量販店や問屋さんへ納める商品は1種類の魚を大量に扱わなければならないので、特に天然の魚を大量に取り扱うのは、今後難しくなってくると考えています。これからは1匹1匹の魚がとても貴重となり、大切に扱っていかなければなりません。
一方で、皆に知られていないけれど、美味しい魚はまだまだたくさんあります。但し、1種類で何百トンも獲れるわけではありません。そんな魚の美味しい食べ方、種類の多様性を提案していくのも私たちの使命だと思います。そして、海の環境や現在の魚の状況、なによりも魚を獲ってくださる漁師さんが海へ出ていく大変さを伝えて、魚の大切さやその価値を知ってもらい、より美味しく食べてもらいたいという思いを消費者の皆さんに伝えていきたいです。

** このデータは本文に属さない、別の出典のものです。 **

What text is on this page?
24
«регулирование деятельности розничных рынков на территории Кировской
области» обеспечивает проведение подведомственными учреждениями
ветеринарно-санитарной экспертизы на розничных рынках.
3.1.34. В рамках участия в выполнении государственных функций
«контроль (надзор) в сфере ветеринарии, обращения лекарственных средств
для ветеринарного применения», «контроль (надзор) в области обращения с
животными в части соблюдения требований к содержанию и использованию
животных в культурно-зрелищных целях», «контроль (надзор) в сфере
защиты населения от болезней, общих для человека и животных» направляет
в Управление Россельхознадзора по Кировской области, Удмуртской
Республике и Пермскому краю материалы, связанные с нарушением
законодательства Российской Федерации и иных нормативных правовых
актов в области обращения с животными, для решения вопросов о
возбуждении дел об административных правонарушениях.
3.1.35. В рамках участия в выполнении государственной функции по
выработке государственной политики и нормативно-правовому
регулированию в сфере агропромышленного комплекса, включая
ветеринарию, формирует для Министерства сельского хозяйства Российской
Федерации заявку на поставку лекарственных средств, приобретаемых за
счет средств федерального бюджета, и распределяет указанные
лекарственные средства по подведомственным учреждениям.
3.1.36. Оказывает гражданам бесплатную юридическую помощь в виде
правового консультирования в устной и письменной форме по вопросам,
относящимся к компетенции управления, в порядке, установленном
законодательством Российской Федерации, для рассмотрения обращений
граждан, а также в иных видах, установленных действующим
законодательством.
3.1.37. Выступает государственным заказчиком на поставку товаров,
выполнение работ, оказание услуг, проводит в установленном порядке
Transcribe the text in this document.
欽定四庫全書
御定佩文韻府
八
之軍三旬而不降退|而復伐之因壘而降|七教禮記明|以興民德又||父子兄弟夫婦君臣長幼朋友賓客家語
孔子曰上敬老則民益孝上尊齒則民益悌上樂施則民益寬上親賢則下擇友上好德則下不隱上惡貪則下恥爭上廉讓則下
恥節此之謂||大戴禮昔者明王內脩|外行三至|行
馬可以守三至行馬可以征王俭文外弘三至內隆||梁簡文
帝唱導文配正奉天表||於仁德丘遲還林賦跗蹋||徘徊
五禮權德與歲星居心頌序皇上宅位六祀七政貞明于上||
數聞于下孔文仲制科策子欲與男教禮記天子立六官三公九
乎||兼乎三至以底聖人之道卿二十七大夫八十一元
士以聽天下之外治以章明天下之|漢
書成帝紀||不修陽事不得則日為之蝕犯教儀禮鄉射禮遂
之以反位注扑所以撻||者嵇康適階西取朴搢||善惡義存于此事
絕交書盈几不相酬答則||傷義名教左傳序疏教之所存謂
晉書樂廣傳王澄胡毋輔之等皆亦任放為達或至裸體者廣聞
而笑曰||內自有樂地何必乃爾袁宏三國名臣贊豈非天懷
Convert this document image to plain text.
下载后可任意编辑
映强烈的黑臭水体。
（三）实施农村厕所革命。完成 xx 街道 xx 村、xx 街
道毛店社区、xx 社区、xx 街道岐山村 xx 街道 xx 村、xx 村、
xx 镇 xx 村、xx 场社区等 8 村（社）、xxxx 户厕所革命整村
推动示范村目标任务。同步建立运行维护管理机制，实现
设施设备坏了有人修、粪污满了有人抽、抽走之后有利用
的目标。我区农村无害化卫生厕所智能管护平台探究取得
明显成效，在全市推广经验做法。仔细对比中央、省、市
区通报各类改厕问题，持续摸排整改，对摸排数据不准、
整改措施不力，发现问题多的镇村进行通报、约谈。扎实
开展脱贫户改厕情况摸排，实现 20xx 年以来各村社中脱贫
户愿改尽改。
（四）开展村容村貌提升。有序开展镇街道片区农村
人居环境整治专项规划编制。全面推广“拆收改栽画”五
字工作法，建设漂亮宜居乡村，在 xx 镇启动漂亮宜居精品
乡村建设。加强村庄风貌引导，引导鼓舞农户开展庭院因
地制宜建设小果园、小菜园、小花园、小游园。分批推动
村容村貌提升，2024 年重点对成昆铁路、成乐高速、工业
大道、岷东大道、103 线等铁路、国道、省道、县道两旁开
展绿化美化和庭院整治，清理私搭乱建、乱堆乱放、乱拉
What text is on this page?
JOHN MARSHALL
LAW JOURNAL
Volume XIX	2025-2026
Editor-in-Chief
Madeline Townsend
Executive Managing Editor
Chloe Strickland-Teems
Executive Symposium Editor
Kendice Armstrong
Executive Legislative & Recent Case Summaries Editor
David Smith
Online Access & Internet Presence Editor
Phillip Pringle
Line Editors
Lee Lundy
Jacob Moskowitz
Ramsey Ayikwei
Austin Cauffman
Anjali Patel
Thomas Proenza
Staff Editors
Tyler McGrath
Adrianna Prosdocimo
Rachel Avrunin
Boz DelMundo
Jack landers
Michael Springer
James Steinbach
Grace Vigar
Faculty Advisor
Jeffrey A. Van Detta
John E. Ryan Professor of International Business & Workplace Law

大阪中央卸売市場には全国の魚が集まってきますが、それだけでなく、私たちは全国の漁港に伺い、直接仕入れさせてもらっています。直接産地に行くことでその土地の海のこと、魚のこと、漁師さんのことをより深く知ることができます。今から、そしてこれから何ができるかを考え、産地の皆さんとお話しするなかで、私たちのような小さな会社でもできることを少しずつ進めています。
まずは、よく知られているメジャーな魚をより美味しく加工して、「九里のお魚商品は美味しい」と思ってもらえるようになること。次に、あまり知らない魚でも「九里の商品だったら」試しに買ってみようと思ってもらえるようになること。その信頼感のもとで、海のこと、魚のこと、漁師さんのことを徐々にお伝えできるようになることを目指しています。
その第一段階として、天然魚の美味しさを引き出すキチンとした調味料を使用した、安心で健康的な商品をたくさん作り、皆さんに魚を食べて「笑顔」になってもらいたいです。
(九里 相田美穂)
2021年『Life』390号

相田美穂さん(前列中央)とスタッフの皆さん
九里
むろあじフライ
鹿児島県産ムロアジを使い、米粉と無添加パン粉で仕上げました。ふわふわ食感。解凍せずに揚げてどうぞ。
原材料:赤ムロアジ(鹿児島県産)、パン粉、米粉、食塩
九里
エテカレイ灰干し竜田揚げ
日本海産エテカレイを灰干しにしてから米粉をつけて竜田揚げ用にしました。フライパンで揚げ焼きできます。